Gérer son parc automobile : Une contrainte

Dossier "Les PME s’adaptent face à la crise"

Gérer un parc, c’est optimiser les coûts, assurer le suivi de la flotte, contrôler les dérives kilométriques, garantir la mobilité des collaborateurs, réduire la sinistralité. Un métier spécifique et une contrainte pour les PME.
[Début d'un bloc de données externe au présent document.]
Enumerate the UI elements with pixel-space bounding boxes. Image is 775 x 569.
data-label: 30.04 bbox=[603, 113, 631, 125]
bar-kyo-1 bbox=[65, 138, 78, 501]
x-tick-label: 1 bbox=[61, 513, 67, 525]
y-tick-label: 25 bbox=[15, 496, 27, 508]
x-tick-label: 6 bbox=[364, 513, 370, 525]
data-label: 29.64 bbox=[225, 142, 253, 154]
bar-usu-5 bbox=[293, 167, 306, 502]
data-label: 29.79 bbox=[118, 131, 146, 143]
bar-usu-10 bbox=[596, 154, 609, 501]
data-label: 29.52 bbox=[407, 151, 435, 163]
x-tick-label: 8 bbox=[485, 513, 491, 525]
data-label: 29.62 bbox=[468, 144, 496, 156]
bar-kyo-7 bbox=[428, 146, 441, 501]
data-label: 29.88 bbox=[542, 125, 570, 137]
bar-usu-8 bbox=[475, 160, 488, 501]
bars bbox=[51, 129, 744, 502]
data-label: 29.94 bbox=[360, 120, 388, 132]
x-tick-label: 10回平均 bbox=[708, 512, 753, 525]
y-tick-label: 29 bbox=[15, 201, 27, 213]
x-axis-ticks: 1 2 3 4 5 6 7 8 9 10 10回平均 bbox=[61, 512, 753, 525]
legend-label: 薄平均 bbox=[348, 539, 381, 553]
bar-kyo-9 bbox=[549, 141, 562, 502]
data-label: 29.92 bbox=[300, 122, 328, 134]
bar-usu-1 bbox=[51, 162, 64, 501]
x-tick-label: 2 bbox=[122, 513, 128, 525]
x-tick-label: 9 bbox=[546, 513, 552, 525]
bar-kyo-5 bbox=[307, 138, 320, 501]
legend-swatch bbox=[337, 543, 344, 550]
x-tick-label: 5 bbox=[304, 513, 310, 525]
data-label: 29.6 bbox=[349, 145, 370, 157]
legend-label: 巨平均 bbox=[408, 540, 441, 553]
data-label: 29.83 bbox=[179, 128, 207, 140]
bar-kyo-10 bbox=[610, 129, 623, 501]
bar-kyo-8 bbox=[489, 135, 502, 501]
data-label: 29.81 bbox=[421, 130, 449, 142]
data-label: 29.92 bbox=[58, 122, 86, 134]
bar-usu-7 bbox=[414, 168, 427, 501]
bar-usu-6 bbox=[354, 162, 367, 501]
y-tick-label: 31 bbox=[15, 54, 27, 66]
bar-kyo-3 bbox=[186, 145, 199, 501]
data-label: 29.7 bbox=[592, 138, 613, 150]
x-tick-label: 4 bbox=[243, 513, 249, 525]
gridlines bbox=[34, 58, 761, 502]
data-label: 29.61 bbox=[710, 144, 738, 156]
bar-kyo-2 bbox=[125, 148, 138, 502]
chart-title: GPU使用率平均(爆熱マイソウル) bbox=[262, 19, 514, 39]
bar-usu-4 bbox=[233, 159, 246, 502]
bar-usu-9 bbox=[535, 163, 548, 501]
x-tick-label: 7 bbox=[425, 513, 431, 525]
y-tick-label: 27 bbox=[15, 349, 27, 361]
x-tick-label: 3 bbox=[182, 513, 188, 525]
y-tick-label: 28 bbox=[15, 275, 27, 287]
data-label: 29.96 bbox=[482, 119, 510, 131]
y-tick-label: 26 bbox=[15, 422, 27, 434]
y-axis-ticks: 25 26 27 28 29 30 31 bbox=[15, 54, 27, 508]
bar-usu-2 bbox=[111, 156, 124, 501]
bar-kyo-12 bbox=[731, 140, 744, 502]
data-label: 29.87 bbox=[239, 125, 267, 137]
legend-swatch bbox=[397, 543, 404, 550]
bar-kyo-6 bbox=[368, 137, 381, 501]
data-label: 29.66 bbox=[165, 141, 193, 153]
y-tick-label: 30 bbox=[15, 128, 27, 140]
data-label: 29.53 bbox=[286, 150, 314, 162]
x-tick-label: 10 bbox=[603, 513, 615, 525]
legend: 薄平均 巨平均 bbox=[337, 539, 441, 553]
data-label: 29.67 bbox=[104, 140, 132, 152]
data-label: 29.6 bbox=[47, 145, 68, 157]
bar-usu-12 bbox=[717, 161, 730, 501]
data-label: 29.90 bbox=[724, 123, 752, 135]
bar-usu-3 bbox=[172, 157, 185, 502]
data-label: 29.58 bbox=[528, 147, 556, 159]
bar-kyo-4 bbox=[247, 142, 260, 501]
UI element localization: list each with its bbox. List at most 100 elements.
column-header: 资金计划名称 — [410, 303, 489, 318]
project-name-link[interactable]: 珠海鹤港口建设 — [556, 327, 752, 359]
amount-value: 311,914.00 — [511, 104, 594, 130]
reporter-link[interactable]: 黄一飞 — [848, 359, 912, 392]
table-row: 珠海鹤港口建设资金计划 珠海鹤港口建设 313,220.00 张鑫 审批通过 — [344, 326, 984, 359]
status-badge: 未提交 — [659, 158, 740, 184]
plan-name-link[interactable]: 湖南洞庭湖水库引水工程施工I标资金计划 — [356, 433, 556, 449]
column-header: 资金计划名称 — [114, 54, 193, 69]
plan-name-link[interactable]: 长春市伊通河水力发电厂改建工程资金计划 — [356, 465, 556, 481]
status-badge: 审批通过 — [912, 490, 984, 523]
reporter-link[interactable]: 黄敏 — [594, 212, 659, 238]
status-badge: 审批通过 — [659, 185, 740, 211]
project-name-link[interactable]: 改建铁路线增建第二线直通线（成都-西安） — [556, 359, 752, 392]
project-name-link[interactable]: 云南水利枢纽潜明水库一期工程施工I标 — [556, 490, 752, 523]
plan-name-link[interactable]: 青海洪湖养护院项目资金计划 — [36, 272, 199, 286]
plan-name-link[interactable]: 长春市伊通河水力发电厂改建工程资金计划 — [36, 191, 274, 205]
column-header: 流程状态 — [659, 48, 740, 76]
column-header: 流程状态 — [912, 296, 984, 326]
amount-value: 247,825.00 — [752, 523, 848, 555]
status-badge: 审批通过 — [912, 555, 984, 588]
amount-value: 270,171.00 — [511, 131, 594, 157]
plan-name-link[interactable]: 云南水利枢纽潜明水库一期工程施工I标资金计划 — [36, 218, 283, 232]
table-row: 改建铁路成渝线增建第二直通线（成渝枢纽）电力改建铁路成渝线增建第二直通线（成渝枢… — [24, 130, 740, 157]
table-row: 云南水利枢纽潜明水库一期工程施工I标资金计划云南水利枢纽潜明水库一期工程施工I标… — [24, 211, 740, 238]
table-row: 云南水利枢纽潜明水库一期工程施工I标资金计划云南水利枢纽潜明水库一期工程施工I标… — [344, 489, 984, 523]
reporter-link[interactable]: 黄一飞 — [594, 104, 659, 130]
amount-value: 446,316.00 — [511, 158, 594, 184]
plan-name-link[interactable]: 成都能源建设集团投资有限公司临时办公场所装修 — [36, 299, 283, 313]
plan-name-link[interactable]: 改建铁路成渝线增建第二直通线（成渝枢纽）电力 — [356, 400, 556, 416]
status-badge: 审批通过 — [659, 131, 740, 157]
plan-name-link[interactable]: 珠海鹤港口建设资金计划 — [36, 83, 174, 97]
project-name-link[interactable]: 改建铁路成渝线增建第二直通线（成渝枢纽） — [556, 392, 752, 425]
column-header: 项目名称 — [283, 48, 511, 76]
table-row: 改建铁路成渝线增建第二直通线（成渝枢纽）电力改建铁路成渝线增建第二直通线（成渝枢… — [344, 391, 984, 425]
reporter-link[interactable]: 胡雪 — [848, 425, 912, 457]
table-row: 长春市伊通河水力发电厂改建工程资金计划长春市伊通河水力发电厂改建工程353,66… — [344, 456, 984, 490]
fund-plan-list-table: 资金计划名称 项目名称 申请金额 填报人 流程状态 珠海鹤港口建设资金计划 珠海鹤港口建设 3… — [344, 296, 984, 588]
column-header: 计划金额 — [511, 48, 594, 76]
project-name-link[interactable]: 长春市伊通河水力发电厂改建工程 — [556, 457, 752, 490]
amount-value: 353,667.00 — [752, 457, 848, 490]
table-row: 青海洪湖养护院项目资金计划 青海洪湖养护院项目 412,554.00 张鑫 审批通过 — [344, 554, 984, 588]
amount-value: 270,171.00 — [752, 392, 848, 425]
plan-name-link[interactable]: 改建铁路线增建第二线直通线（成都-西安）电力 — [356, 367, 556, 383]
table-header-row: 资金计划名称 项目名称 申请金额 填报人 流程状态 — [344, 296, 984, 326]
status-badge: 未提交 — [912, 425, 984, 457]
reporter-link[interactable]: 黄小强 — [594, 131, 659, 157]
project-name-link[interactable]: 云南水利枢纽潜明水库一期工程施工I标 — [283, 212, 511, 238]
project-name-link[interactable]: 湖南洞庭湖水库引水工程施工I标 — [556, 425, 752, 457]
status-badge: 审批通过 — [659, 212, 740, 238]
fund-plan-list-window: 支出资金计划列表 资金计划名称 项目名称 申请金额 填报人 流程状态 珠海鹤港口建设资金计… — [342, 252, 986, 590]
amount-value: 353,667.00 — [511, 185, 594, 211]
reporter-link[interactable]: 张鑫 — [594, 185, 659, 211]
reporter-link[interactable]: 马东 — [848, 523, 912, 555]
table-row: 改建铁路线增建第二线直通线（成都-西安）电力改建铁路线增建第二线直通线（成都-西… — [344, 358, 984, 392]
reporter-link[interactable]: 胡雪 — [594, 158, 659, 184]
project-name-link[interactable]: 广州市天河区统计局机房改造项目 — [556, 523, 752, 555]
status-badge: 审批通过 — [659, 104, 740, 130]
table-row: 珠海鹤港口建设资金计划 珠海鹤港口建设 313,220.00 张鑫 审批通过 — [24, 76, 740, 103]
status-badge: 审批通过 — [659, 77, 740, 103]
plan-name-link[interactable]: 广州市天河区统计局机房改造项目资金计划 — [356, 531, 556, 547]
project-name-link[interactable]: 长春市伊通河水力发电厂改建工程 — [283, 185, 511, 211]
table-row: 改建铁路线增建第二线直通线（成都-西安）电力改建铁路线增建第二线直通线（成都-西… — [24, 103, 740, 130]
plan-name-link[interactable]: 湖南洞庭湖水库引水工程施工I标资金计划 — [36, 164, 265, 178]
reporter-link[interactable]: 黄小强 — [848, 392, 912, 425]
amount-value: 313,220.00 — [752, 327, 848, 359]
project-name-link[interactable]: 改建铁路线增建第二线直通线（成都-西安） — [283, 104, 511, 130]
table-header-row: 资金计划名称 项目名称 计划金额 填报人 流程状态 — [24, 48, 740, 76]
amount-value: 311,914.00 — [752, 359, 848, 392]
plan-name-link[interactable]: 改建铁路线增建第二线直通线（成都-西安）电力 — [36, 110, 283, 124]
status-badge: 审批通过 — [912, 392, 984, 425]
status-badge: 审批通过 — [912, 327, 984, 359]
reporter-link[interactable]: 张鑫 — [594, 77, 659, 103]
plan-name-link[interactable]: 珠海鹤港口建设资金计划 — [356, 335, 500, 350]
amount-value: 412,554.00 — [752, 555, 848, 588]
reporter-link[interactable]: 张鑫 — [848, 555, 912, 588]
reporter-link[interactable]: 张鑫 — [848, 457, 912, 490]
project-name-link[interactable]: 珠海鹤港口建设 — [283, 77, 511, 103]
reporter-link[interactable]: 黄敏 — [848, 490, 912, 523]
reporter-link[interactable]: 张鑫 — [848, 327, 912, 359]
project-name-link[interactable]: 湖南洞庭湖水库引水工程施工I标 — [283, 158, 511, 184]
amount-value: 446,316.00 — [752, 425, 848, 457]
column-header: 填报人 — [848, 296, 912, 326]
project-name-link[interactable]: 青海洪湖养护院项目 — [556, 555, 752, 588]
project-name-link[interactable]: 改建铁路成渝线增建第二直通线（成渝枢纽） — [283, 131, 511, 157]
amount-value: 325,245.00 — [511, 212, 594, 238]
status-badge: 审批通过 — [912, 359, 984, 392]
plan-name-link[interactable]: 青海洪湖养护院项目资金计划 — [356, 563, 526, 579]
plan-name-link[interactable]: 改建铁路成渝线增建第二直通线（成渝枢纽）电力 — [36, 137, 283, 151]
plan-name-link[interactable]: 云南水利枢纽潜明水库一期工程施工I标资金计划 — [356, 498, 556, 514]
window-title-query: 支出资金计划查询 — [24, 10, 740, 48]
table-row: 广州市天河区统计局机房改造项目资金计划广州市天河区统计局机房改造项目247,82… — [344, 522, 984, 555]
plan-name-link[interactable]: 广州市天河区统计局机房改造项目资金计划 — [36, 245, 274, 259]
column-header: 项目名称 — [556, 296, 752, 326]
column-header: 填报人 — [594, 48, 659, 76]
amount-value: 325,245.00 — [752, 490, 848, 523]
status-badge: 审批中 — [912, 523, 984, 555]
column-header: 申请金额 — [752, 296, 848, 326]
La gestion d’un parc est d’autant plus difficile que le responsable attitré gère le parc à côté de ses autres activités principales. « Il peut s’agir du Pdg, de son assistante, du directeur financier ou pour les sociétés plus importantes, du directeur financier, du responsable des achats ou des ressources humaines. Dans tous les cas de figure, la gestion d’un parc ne fait pas partie de leur cœur de métier, nous soulageons donc cette personne d’une gestion qu’elle connaît mal, tout en assurant au client une mobilité, au niveau de sa flotte », explique David Velay.

Grégory Libre souligne à ses yeux « l’importance du conseil sur le choix des véhicules, le financement, les prestations, ainsi que les leviers permettant de maîtriser la sinistralité. Alors que les grands groupes connaissent bien le marché, leurs besoins et leur budget global, les PME-PMI ont parfois des difficultés à appréhender l’ensemble des coûts liés à leur flotte automobile ». En LLD, environ un tiers du coût est lié au loyer financier, 10 % en moyenne aux prestations (entretien, pneumatiques, véhicules de remplacement,…), 6 % à la prime d’assurance et 5 % à la gestion du parc. Le carburant représente environ un quart de l’addition et, le reste, soit environ 20 %, correspond à la fiscalité et à la sinistralité. « Nous estimons à 35 % l’impact du comportement des conducteurs sur le coût global de la flotte en intégrant la consommation de carburant et les charges liées à la sinistralité. Sans compter l’absentéisme inhérent aux sinistres les plus importants, pouvant avoir un retentissement important pour une société de taille moyenne. D’où la nécessité de convaincre les PME-PMI à mettre en place des programmes de prévention des risques routiers et de formation à la conduite Eco Responsable », estime Grégory Libre.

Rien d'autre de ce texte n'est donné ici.